Fig. 5: Inactivation of c-MYC/SULT2B1 axis disturbs glycolytic metabolism to diminish proliferation and chemoresistance of colon cancer cells.

Colon cancer cells were treated with sh-NC + oe-NC, sh-c-MYC + oe-NC, or sh-c-MYC + oe-SULT2B1. A The mRNA expression of c-MYC and SULT2B1 in colon cancer cells tested by RT-qPCR. B Detection of ECAR in colon cancer cells. C Glucose content in colon cancer cells. D Lactate production in colon cancer cells.
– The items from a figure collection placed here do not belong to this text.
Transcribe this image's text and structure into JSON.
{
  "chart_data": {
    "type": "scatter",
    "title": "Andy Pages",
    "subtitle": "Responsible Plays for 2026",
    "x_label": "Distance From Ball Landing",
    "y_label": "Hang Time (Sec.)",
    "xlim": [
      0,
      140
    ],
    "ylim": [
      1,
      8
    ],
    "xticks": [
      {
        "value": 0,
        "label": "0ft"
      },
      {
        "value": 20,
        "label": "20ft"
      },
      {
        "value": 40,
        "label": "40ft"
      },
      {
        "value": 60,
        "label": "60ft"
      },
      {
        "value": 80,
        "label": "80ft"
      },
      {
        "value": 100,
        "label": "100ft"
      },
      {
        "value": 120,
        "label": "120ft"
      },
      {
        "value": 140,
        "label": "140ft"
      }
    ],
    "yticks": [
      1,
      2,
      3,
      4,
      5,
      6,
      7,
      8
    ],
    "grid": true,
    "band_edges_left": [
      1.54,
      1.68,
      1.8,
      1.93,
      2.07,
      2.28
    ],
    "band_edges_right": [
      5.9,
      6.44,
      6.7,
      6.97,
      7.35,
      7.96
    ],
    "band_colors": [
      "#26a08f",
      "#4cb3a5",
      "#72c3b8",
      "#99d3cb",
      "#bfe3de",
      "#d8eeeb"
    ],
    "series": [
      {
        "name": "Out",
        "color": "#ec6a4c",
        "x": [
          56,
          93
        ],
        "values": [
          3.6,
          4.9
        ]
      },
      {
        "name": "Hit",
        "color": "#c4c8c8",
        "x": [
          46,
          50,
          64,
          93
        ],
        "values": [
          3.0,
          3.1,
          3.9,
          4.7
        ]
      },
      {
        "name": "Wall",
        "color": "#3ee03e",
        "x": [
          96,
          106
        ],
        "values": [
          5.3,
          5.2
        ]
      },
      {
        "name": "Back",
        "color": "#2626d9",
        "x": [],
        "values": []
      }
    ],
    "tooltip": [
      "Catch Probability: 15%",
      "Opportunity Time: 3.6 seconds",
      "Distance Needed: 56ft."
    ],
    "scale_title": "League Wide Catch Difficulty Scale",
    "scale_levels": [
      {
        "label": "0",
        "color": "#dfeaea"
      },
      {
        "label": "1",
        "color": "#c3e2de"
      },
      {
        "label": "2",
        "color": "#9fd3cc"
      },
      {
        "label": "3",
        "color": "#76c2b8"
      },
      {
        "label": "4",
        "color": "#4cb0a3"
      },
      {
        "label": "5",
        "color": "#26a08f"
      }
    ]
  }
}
E The ATP/ADP in colon cancer cells. F RT-qPCR to measure the mRNA expression of GLUT1 and LDHA in colon cancer cells. G MTS to calculate the proliferation level of colon cancer cells. H Colony formation assay to check the level of colony formation in colon cancer cells. I Detection of Ki67 mRNA expression in colon cancer cells by RT-qPCR. Colon cancer cells were treated with sh-NC + oe-NC, sh-c-MYC + oe-NC, or sh-c-MYC + oe-SULT2B1, followed by treatment with DDP, oxaliplatin, 5-Fu, and paclitaxel. J The drug resistance of colon cancer cells to DDP, oxaliplatin, 5-Fu, and paclitaxel detected by MTS. K RT-qPCR for detecting the mRNA expression of P-gp and SMAD4 in colon cancer cells. The cell experiments were repeated three times. *p < 0.05 between two groups.